11/24/2021
Great Article for those of you raising "connection seekers."
“She’s so manipulative!”
“He is only nice when he wants something.”
Have these thoughts ever run through your mind? Maybe you’ve heard something like it from families you work with? It doesn’t feel good!😔 No one likes it when someone else is pulling the strings. And it feels even worse when it’s paired with other squirrelly behavior, like lying or stealing.
Let’s dig a little deeper.
If we’re honest, what is the story we are telling ourselves about the kiddo who lies and sneaks and “manipulates” their way through life? There tends to be a moral spin on it – bad choices, bad kid. Those behaviors start to get mixed up with identity: “She is a liar and a thief!” And then the shame spiral kicks in for parents: I’m a bad parent. Good parents don’t have kids who steal. I’m a failure.💔
😥Oof. That is a lot for a family to hold.

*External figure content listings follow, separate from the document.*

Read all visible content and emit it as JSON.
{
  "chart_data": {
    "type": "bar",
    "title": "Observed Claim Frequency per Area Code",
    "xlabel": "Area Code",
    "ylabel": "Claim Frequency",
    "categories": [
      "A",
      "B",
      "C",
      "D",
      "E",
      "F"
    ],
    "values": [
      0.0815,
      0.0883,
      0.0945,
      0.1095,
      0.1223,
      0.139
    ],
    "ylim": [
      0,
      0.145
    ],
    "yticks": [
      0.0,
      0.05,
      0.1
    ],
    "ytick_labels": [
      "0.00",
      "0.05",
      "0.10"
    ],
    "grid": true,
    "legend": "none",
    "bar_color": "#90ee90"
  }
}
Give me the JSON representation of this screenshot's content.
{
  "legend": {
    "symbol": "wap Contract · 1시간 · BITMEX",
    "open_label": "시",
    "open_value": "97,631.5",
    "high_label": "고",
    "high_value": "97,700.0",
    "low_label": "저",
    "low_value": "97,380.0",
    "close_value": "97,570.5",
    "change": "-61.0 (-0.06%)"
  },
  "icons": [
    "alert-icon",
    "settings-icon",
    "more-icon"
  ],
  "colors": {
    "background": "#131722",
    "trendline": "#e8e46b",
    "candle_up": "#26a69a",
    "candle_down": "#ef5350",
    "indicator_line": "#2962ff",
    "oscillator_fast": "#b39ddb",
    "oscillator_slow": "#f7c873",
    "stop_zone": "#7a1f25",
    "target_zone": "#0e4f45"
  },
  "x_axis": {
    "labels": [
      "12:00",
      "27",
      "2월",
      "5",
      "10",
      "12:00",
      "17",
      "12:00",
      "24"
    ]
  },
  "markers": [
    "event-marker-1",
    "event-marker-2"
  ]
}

I’m going to throw something out there that might feel radical, but hang with me because I’ve seen it change lives!
💁🏼♀️Let’s reframe the narrative.
What if manipulative or sneaky behavior has been adaptive? What if lying and stealing and managing the big people around me has literally kept me alive? Maybe, just maybe, the story is not bad kid…bad parent…no hope. Instead, I see a kiddo who has learned to gather resources without getting close. Now that is something we can work on!
Did you know that in the absence of an affectionate relationship in the early days of life, 🧠the brain starts to trim down its oxytocin receptors (oxytocin is that happy, bonding chemical) to make room for opioid receptors. Yep, the brain starts to protect against close relationships in favor of numbing the pain of neglect and abuse. The brain starts wiring for solo survival, for scrappy self-provisioning instead of trust and connection with a safe grown-up.